The use of biotech seeds has also led to a reduction in the use of harsher pesticides. The last EPA pesticide report found pesticide use in agriculture is down from 948 million pounds in 2000 to 877 million pounds in 2007. While we may have seen an increased use of Roundup, this product is far less toxic than other pesticides that were previously used, which is ultimately better for the environment.

On top of it all, the FDA has long been the source of food labeling when it comes to nutrition and safety. However, mandating a label out of fear and not based on science only spreads more confusion among consumers. What would happen if all 50 states each had their own labeling requirements? That would be a costly logistical nightmare for food companies, farmers and taxpayers.

In California, where a majority of voters opposed labeling requirements, estimates were that an average family would see a yearly increase of $400 in food costs. The proposed labeling law in New York would be even more regulated, which means it would be even more costly. I worry that proponents of labeling are looking to scare consumers as opposed to informing them.

The New York Farm Bureau (NYFB) supports the right of every food company and farmer to label food how they see fit. Consumers already have an abundance of choices at the store, a growing list of thousands of food options that are either certified organic or labeled as not containing genetically engineered ingredients. Why not let the market dictate what consumers buy? Again, farmers are intelligent people and will produce what people are interested in purchasing. Do we need the government to play a role in that too?

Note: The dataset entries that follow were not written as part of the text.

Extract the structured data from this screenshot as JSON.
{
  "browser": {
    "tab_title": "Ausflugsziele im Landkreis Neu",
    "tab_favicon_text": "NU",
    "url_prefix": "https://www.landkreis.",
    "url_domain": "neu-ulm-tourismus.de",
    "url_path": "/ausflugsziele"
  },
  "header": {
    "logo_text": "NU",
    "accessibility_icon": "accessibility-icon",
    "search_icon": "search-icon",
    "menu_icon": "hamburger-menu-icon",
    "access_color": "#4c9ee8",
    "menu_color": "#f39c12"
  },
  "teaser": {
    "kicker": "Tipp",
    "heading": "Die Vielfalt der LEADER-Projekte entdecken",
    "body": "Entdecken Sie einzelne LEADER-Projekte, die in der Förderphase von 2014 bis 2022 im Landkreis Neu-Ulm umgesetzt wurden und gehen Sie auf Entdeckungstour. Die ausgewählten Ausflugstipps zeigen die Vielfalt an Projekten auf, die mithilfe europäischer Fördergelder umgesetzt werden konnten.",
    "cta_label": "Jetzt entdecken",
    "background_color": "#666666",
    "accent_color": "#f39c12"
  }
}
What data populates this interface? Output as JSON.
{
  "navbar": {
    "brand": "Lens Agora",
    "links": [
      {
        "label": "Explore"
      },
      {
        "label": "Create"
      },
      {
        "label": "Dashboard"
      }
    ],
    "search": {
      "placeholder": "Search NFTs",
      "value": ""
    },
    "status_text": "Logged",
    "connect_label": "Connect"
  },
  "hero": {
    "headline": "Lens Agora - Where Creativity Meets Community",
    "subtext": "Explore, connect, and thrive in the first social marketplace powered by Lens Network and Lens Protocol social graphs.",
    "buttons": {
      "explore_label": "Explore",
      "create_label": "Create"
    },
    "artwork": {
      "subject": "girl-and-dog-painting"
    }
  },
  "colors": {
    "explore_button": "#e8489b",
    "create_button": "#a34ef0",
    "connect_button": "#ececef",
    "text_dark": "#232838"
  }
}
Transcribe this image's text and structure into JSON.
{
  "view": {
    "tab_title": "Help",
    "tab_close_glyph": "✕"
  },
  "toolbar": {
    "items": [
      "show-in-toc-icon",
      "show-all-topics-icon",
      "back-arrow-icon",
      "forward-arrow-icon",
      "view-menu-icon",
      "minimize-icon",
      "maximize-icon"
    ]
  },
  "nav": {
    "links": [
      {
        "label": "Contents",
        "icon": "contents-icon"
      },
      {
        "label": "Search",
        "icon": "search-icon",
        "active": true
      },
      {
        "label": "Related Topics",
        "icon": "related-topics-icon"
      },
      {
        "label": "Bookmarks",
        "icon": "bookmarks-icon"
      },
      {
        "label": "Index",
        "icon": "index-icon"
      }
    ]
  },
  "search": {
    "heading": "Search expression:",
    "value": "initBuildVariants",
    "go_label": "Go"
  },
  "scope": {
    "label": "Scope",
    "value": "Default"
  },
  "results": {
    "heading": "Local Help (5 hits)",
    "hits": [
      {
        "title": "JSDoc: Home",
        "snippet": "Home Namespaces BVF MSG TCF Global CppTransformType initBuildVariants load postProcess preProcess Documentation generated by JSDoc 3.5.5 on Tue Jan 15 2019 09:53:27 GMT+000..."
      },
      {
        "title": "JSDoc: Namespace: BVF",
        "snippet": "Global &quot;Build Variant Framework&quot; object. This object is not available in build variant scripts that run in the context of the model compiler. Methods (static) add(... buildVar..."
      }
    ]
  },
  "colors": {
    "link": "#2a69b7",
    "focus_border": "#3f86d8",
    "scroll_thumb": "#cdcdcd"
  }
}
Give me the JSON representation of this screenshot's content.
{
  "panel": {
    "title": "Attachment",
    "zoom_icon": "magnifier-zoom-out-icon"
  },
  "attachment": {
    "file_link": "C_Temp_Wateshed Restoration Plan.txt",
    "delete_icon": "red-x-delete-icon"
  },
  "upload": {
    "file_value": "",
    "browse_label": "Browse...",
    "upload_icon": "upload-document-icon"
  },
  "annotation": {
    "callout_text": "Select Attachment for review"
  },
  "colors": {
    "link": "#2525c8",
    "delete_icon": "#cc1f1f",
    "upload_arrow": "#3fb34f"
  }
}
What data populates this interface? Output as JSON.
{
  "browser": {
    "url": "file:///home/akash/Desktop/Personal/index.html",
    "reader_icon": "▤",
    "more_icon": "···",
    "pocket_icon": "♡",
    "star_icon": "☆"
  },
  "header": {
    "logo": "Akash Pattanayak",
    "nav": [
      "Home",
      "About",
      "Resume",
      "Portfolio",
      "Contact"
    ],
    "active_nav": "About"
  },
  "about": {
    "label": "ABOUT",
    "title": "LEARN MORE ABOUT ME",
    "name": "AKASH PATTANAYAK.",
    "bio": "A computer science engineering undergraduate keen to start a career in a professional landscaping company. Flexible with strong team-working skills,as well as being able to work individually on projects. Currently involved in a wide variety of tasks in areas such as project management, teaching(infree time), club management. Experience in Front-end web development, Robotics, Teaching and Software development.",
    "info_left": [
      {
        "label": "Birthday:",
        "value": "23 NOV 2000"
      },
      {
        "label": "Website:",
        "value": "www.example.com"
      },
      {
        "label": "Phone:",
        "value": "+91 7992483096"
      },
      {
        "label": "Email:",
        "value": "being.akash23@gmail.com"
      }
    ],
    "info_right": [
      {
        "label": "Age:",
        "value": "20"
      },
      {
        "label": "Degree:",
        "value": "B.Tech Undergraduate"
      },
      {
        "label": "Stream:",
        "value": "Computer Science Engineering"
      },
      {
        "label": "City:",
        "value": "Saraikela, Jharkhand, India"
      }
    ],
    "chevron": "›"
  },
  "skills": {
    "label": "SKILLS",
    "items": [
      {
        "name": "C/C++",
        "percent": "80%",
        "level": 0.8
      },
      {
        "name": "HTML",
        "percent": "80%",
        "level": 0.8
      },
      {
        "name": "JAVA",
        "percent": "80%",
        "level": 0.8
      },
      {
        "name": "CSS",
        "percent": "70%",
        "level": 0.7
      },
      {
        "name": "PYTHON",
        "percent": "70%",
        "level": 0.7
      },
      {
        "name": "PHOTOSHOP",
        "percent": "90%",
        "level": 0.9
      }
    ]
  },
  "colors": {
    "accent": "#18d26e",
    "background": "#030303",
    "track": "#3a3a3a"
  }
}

Finally, the NYFB is leading the way in protecting farms and families. It has joined the Coalition for Safe Affordable Food. It seeks a uniform solution on a national level that would establish appropriate standards, advance food safety and inform consumers. The NYFB has existed for more than 100 years, serving as a collective voice for agriculture. Agriculture puts more than $5 billion into our rural economies in New York state alone and is responsible for 200,000 jobs and producing healthy, local food. We should all be working together to support every farmer who’s working hard every day to put food on your table.